Damian Conway wrote on 03 December 2002 05:13
> -----cut----------cut----------cut----------cut----------cut-----
>
> use re 'eval';
>
> our $quoted = qr/ ' (?: \\. | [^'] )*? ' # Match 'str'
> | " (?: \\. | [^"] )*? " # Match "str"
> /x;
>
> our $element = qr/ (?: [^'"{,]+ # Match
> non-special characters
> | \\. # Match
> escaped anything
> | $quoted # Match
> quoted anything
> | (??{$nested}) # Match {...,...,...}
> )+
> /xs;
> .....
Im a little curious about the need for the
use re 'eval';
in this example. Obviously it needs it under 5.6 but from what I can tell of
the documentation it shouldn't.
The docs that I mean is the following bit of the documentation for (?{}) in
PerlRe:
For reasons of security, this construct is forbidden if the regular
expression involves run-time interpolation of variables, unless the perilous
use re 'eval' pragma has been used (see the re manpage), or the variables
contain results of qr// operator (see qr/STRING/imosx in the perlop
manpage).
It seems to me that according to this rule the 'eval' pragma shouldnt need
to be invoked as these rules are all in qr//'s.
So is it a bug that these need the pragma, or is the documentation buggy for
not explaining the subtleties in more detail?

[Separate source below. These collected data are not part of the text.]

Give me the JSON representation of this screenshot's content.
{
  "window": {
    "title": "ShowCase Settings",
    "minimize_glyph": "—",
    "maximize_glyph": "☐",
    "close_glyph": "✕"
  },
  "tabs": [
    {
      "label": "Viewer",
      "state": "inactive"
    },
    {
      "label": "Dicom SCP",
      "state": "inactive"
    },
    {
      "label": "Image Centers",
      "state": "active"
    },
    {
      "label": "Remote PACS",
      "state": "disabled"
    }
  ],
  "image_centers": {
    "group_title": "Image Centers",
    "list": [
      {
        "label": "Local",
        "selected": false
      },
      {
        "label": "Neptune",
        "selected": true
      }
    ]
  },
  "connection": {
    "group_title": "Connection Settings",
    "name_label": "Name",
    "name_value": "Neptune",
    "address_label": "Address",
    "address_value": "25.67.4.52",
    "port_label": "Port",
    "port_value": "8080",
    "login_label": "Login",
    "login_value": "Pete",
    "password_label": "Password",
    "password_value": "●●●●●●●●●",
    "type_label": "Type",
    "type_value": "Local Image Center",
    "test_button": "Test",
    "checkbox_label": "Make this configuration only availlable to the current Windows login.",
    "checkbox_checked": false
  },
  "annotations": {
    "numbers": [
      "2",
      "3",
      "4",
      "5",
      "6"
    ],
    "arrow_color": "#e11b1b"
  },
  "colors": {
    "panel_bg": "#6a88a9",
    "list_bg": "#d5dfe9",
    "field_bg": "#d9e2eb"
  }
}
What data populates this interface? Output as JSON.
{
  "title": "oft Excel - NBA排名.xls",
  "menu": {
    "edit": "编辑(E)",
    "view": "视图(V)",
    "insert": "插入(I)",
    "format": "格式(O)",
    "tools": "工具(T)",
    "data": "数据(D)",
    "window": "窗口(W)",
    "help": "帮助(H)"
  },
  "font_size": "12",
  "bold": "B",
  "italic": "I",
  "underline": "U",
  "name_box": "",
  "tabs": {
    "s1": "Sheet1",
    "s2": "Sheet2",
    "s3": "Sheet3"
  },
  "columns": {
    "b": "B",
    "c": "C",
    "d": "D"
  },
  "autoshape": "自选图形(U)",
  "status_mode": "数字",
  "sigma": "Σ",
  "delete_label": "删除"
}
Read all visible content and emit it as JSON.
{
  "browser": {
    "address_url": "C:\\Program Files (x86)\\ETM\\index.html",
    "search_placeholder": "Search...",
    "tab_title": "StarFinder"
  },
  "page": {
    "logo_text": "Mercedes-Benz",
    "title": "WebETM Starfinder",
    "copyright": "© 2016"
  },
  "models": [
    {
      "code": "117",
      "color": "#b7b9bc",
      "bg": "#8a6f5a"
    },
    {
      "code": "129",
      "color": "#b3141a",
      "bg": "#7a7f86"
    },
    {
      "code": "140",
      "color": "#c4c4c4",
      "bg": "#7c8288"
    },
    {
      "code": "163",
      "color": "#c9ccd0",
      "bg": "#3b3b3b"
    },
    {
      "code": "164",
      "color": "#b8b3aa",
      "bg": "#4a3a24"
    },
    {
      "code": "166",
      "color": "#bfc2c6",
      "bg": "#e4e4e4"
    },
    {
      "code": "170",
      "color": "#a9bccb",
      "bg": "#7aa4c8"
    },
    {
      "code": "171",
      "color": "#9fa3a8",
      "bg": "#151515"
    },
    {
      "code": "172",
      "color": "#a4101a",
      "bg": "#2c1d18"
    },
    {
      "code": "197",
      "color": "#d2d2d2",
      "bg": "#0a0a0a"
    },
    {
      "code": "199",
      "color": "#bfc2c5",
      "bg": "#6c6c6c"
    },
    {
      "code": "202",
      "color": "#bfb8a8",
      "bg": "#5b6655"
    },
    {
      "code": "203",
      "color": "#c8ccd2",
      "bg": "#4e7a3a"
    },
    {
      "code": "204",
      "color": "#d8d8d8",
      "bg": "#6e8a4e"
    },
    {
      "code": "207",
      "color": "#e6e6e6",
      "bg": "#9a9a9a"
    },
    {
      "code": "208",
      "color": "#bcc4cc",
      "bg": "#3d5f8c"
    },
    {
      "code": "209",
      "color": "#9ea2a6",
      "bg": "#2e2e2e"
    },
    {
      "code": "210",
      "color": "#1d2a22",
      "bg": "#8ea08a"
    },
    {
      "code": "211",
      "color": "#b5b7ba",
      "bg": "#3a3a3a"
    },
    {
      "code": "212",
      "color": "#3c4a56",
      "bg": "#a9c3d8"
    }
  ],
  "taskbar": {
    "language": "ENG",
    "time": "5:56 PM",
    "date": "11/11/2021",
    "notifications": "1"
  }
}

For instance why should the below snippet work fine without the pragma but
Damians doesn't?
A confused,
Yves
#!perl
my $str="1 2 3 10 6 7 8 11 12 13 14 15 161";
print "Before : $str\n";
# we use qr to avoid the use re 'eval';
my $rex=qr/(\d+) # match a number put it in $1
(?{$num=$1}) # set $num to be $1
(?: # dont capture all of this,
\s+ # must have space between the numbers
( # capture into buffer $2
(??{'\b'.++$num.'\b'}) # match only the successor of $num
) # end of buffer
)+ # one or more
/x;
$str=~s/$rex/$1-$2/g; # and now substitute in
print "After : $str\n";
__END__